Entretanto, as novas linhas do pensamento pedagógico e andragógico parecem voltar o foco das discussões a fatores que, embora valiosos, vêm sendo pouco explorados: as potencialidades e os desejos do educando. E é justamente nessa mudança de paradigma que acreditamos localizar-se um dos pilares para o desenvolvimento de um programa de estudos vigoroso dentro da instituição espírita.

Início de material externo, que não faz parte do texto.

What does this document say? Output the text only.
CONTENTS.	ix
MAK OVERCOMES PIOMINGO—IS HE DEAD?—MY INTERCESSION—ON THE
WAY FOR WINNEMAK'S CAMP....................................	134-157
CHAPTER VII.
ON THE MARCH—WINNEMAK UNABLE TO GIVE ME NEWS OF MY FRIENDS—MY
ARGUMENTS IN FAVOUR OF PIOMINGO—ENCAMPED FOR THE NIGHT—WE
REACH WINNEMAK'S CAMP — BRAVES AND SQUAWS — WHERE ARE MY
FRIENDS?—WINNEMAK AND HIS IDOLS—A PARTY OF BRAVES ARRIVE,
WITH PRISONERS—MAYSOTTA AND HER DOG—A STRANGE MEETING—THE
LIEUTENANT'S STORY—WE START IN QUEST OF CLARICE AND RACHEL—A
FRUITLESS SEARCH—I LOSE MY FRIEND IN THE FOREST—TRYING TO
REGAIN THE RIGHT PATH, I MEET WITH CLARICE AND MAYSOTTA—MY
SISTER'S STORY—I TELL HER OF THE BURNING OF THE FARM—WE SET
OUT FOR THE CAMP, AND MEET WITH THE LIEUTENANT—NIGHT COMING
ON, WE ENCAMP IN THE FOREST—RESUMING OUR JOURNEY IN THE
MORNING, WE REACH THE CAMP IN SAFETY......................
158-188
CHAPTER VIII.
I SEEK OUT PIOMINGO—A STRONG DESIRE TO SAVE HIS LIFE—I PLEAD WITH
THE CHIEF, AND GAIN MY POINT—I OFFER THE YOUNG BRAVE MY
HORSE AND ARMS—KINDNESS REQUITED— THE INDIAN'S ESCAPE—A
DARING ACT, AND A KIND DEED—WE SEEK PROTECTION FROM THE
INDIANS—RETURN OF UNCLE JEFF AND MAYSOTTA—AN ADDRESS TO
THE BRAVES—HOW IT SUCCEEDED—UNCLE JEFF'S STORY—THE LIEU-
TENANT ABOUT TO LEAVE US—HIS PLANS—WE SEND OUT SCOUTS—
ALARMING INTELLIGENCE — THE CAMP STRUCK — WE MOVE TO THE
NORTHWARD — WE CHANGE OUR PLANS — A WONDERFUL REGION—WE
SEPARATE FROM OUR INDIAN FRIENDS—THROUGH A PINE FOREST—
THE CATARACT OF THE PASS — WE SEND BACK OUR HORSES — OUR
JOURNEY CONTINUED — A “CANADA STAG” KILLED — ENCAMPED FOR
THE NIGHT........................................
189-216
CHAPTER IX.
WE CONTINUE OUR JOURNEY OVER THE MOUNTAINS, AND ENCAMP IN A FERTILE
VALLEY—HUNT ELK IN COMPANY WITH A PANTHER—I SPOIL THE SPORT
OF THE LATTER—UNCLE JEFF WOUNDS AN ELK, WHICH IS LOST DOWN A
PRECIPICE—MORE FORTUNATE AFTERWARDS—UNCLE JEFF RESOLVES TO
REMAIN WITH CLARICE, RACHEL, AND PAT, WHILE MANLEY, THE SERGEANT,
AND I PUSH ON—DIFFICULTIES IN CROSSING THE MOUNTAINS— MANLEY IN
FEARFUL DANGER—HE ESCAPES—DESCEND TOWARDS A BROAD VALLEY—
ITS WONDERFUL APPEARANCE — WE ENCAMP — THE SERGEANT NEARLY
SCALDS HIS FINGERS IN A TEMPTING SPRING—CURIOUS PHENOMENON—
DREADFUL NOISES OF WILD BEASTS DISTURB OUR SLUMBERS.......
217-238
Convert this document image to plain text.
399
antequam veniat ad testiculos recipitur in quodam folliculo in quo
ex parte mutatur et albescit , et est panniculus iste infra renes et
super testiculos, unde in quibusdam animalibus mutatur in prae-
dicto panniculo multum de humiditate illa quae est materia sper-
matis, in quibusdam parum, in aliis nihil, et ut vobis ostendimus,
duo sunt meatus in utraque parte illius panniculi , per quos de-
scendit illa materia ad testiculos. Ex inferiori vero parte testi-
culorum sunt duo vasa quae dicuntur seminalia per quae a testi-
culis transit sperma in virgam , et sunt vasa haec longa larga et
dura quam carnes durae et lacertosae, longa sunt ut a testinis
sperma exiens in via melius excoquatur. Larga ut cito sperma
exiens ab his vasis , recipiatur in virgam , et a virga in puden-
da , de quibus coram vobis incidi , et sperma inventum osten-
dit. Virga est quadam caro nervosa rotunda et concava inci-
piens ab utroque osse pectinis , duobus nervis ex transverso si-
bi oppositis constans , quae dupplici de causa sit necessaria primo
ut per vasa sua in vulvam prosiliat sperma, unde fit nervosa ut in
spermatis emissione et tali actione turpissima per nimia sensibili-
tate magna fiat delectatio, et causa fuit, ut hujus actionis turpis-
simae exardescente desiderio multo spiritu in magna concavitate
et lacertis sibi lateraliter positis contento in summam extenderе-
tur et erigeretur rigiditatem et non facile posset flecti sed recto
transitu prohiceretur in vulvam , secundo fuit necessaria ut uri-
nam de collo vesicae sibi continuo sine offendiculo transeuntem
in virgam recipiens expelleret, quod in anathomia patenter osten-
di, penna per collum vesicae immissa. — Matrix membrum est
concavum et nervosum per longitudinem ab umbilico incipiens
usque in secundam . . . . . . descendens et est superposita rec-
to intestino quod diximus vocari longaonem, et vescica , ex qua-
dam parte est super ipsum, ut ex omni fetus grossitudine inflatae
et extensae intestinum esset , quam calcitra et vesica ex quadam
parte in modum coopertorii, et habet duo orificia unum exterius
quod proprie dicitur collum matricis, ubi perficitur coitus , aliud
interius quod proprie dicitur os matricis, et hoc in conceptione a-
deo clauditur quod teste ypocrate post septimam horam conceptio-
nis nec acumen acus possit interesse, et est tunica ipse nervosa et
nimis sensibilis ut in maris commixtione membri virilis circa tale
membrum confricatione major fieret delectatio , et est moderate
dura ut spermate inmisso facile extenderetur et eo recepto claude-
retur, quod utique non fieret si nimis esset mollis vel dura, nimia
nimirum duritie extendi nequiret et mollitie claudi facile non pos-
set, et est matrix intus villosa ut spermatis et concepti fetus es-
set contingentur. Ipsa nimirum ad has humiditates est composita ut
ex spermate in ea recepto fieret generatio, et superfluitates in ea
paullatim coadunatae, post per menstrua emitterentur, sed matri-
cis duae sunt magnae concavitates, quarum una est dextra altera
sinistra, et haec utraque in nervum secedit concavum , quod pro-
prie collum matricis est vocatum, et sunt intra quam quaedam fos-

Para os que pensam e repensam a fórmula ideal para expansão da Doutrina Espírita, cumpre refletir sobre o que se está ofertando nos grupos de estudos da sua própria instituição: Sabemos o que procuram os participantes? Alguma vez isso já lhes foi perguntado? Temos oportunizado a reflexão dos temas juntamente com os participantes, que, como dito, são os interessados? Temos procurado eleger os temas de acordo com a disposição íntima dos participantes e seu grau de desenvolvimento cognitivo e emocional? Temos confiado no potencial latente dos que nos batem à porta, mesmo sem credenciais? Temos acolhido as sugestões, normalmente tímidas, dos que chegam?

Dizemos isso porque, pensamos, o ponto sensível no processo de criação de um programa de estudos funcional encontra-se na identificação da necessidade do estudante e no estabelecimento de uma estrutura maleável a ponto de se moldar para o acolher, dentro dos limites que somente cada grupo, dentro de suas próprias características, poderá definir. Todo projeto de sucesso implica um planejamento minucioso, autoquestionamento, reflexão, aplicação, coleta de opiniões dos educandos (feedback), reformulações, refinamento, nova tentativa e, principalmente, paciência e perseverança.

Sabemos de antemão que a descoberta do programa ideal não será, portanto, uma conquista de uma só investida. O processo de aperfeiçoamento, aliás, é naturalmente lento e trabalhoso, e os vitoriosos não serão os mais brilhantes, mas aqueles que persistirem e adotarem a disciplina como baliza nessa valiosa empreitada. Outrossim, a sólida teoria que se formou sobre o tema, já exaustivamente exercitada e aprovada, instiga-nos a pressupor que os resultados, em médio e longo prazo, tenderão a ser profundamente satisfatórios. Reflitamos sobre isso.